Cytokines trigger the central nervous system, amplifying existing pain from the very first cigarette, Dr. Abraham says. Consequently, smokers require greater amounts of both over-the-counter and narcotic medications to control pain.

Menstrual cycle: According to a study in the British Medical Journal, women who begin smoking by age 15 are 50 percent more likely than non-smokers to have cramps that last two or more days during their period.

Tooth pain: Research shows smokers face a 30 percent increase in the risk of tooth pain. Researchers suspect the pain develops because tobacco reduces saliva and also leads to progressive tooth decay and poor wound healing.

Headache: Smokers are also 1.5 times more likely to get headaches than people who have never smoked.

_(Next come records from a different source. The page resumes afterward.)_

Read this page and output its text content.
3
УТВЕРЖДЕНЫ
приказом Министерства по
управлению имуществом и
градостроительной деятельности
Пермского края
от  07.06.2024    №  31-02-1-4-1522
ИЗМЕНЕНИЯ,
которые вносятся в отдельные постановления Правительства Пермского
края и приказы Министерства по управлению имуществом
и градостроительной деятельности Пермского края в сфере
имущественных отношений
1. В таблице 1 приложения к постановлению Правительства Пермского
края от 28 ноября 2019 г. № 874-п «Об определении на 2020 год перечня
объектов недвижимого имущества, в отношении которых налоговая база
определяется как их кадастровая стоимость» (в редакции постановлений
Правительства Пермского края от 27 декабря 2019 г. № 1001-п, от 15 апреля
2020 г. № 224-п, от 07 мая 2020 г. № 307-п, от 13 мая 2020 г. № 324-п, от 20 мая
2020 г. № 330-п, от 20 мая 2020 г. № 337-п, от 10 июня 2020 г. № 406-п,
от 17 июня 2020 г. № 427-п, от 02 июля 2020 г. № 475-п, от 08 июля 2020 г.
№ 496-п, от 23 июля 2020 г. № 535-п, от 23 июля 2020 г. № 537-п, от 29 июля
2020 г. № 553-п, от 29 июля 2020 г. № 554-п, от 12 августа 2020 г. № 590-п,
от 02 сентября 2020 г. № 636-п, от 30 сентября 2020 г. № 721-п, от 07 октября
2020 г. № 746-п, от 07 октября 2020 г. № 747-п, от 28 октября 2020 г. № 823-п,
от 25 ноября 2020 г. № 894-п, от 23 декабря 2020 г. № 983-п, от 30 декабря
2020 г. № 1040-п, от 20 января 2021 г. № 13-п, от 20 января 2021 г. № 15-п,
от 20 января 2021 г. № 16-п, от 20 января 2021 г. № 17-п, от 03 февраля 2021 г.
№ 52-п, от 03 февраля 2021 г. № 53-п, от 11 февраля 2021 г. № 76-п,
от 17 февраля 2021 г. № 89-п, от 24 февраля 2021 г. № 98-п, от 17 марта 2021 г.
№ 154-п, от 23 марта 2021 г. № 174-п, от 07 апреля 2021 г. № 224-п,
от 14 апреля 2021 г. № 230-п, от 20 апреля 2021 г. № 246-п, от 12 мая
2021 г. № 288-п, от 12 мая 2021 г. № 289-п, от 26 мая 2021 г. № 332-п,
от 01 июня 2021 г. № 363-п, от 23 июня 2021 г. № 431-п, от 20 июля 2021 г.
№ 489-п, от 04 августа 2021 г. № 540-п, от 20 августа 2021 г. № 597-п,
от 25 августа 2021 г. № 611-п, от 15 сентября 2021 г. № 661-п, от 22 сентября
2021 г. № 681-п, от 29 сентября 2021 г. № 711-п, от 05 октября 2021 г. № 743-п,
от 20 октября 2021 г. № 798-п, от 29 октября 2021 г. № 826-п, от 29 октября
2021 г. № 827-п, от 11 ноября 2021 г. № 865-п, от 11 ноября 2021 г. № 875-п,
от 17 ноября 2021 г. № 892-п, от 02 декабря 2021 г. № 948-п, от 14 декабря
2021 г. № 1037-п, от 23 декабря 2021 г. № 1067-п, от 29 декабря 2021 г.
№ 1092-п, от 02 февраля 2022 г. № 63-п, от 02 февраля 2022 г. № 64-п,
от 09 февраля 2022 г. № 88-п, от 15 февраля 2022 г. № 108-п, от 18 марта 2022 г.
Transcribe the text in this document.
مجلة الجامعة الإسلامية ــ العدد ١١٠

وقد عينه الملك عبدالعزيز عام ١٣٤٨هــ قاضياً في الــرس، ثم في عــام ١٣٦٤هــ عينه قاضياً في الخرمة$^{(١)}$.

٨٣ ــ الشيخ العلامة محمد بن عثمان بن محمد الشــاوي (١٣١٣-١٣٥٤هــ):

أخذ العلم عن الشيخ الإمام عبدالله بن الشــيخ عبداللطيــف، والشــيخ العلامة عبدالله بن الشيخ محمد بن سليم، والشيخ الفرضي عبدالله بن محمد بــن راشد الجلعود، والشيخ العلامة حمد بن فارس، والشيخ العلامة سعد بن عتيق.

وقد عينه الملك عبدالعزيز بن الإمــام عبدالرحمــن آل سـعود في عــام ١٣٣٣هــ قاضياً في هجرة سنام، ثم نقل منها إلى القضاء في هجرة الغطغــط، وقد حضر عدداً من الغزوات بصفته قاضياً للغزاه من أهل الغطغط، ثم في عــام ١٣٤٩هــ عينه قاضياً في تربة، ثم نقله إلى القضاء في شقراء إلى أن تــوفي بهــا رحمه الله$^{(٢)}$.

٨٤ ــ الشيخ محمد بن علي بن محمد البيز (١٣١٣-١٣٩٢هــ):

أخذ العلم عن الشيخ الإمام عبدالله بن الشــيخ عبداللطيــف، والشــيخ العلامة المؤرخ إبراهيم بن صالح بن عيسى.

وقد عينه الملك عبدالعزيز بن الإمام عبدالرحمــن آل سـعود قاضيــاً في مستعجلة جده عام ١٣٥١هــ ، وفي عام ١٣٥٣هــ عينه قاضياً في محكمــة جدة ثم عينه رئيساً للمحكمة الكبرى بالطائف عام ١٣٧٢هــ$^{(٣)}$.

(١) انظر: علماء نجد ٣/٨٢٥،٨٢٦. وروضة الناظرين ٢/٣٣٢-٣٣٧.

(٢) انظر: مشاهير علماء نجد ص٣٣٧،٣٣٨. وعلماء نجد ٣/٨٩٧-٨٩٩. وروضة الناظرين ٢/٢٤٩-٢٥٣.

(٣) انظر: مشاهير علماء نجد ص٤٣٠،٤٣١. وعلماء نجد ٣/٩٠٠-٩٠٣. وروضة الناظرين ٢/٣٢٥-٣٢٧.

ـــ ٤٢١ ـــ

Cluster headaches – severe headaches that last between 15 minutes and three hours – are common among smokers. Eighty percent to 90 percent of cluster headache sufferers have a significant history of smoking tobacco, Dr. Abraham says.

Can the painful damage be reversed?

The medical industry currently doesn’t know if there is any safe level of cigarette use, Dr. Abraham says. Much depends on gender, age and other contributing factors of disease, but some research suggests that as few as 10 cigarettes can induce an increase in general pain, slower healing, worse surgical outcomes, and more pain after surgery.

Tobacco-induced damage to structures linked to long-term pain, such as degenerative disc disease, does not heal on its own. However, in some areas, including the circulatory system, smoking cessation can reverse tobacco’s effect on pain, Dr. Abraham says.